Ajouter deux œufs à cru, assaisonnés. Brouiller légèrement du bout de la cuillère en bois, à feu doux. Des filaments blancs et jaunes apparaîtront mêlés à l’oseille, rappelant la “Tripade″ originale.
Dressage :
Répartir la “Tripade″ sur le fond d’un plat de service ou d’une assiette. Parsemer dessus le blanc et le jaune d’œufs réservés. Disposer harmonieusement les pommes sautées. Déguster sans attendre.
(Si vous souhaitez ajouter un morceau de canard confit, voici une petite astuce. Maman dorait à la graisse de canard une tranche de pain de campagne rassis, d’1 cm d’épaisseur ; elle la disposait sous chaque confit pour avoir un peu de croustillant et rehausser la volaille).
Pour vous rappeler l’Aveyron, vous pourrez servir la “Tripade″ avec un poisson blanc, du saumon, un rôti de porc, de volaille ou de lapin…
L’oseille et ses vertus : un légume à découvrir
Avant, il y avait toujours de l’oseille au jardin, à la campagne ; un légume très souvent employé… dans des soupes, sauces, omelette, purées… mais aussi pour ses propriétés dépuratives, digestives et astringentes.

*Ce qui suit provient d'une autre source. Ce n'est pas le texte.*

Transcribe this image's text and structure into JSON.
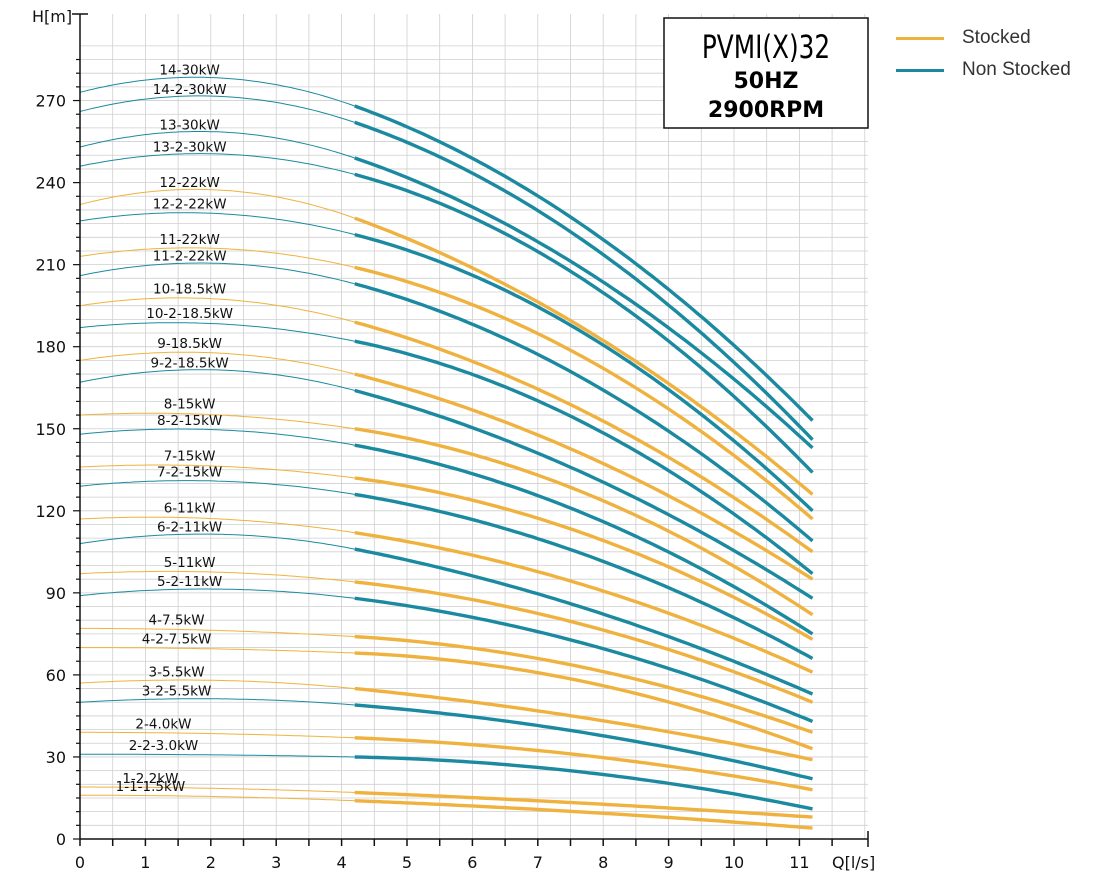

Les Romains l’utilisaient pour alléger leur cuisine parfois un peu trop riche et se servaient des tiges et des feuilles comme présure pour cailler le lait.
Préférez l’oseille ronde ou petite oseille d’un vert plus tendre à l’acidité moins marquée. Il est bon de savoir qu’un pied d’oseille planté à l’ombre fournira des feuilles moins acides qu’un plant exposé au soleil.
Sur nos marchés de mai à octobre, d’une conservation fragile, procédez ainsi pour en avoir sous la main tout au long de l’année. Si vous ne pouvez cuisiner les feuilles immédiatement, les trier, équeuter, laver, égoutter et faites-les cuire, (juste fanées dans une casserole avec une cuillère de graisse de canard). Vous pourrez la conserver ainsi, 2 ou 3 jours au frigo ou au congélateur.
Astuce :
Pour ceux qui n’aiment pas les arêtes qu’ils se réjouissent, on attribue aux feuilles d’oseille le pouvoir de faire fondre, à la cuisson, les arêtes les plus sournoises des poissons. Elle soulage le foie et l’estomac, seul bémol, à déconseiller à ceux qui souffrent de la goutte, de calculs aux reins, aux arthritiques et aux rhumatisants. Vous en saurez un peu plus sur ce légume si méritant.